With a hat-tip to Turtle Island: some six weeks ago, Prajjval Pratap Singh uploaded a team paper (pdf) onto the arxiv, about the Munda in eastern [trans]India. (Which I'm tempted to label "Gangea".) The Munda shared male DNA and language in common. But they did not develop any of that in India.
Most Munda descend from haplogroup O2a-M95. It turns out, though, that O2a-M95 origins precede 10000 BC and the ancestor's descendants cluster southeast Asian. Indian Munda sons of O2a-M95 cluster in two separate lineages: B419 in east Bengal; B418 among the North Munda - and these didn't mix. Two others, M1284 (rare) and B426 crop up in all the Munda populations.

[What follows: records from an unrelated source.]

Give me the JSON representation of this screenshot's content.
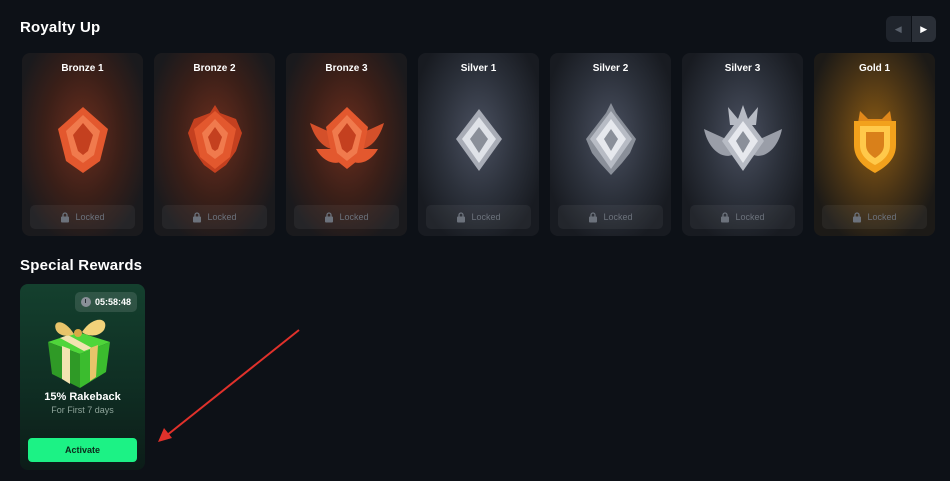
{
  "royalty": {
    "title": "Royalty Up",
    "nav_prev_icon": "chevron-left-icon",
    "nav_next_icon": "chevron-right-icon",
    "tiers": [
      {
        "name": "Bronze 1",
        "status": "Locked",
        "tier": "bronze"
      },
      {
        "name": "Bronze 2",
        "status": "Locked",
        "tier": "bronze"
      },
      {
        "name": "Bronze 3",
        "status": "Locked",
        "tier": "bronze"
      },
      {
        "name": "Silver 1",
        "status": "Locked",
        "tier": "silver"
      },
      {
        "name": "Silver 2",
        "status": "Locked",
        "tier": "silver"
      },
      {
        "name": "Silver 3",
        "status": "Locked",
        "tier": "silver"
      },
      {
        "name": "Gold 1",
        "status": "Locked",
        "tier": "gold"
      }
    ]
  },
  "special": {
    "title": "Special Rewards",
    "reward": {
      "timer": "05:58:48",
      "title": "15% Rakeback",
      "subtitle": "For First 7 days",
      "button_label": "Activate",
      "icon": "gift-box-icon"
    }
  },
  "colors": {
    "background": "#0d1117",
    "accent_green": "#1cf285",
    "bronze": "#e3582e",
    "silver": "#c9ccd4",
    "gold": "#f2a11c",
    "annotation_red": "#e0312b"
  }
}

From Figure 2, B419 is a subset of B418. That is: a descendant, maybe even a grandson. And they all descended from ancestral M1284. Scions of M1284, most of all B426, seem to have followed their B418 and B419 cousins westward.
Also I suspect B419 (alone) did spawn off within Bengal and Chittagong. Some consider that fringe as part of India - or of "Pakistan", as the modern Indus Valley would title it. I leave that to the politicians.
Of interest - to some - is that the men imposed their Australasian language(s). Again, it is often the case that women teach the language. I could see the eastern men simply swamping whatever locals there were, up to Bengal. I find that argument weaker for B418-Munda further west. Did B418 set up a trade-network up the Ganges?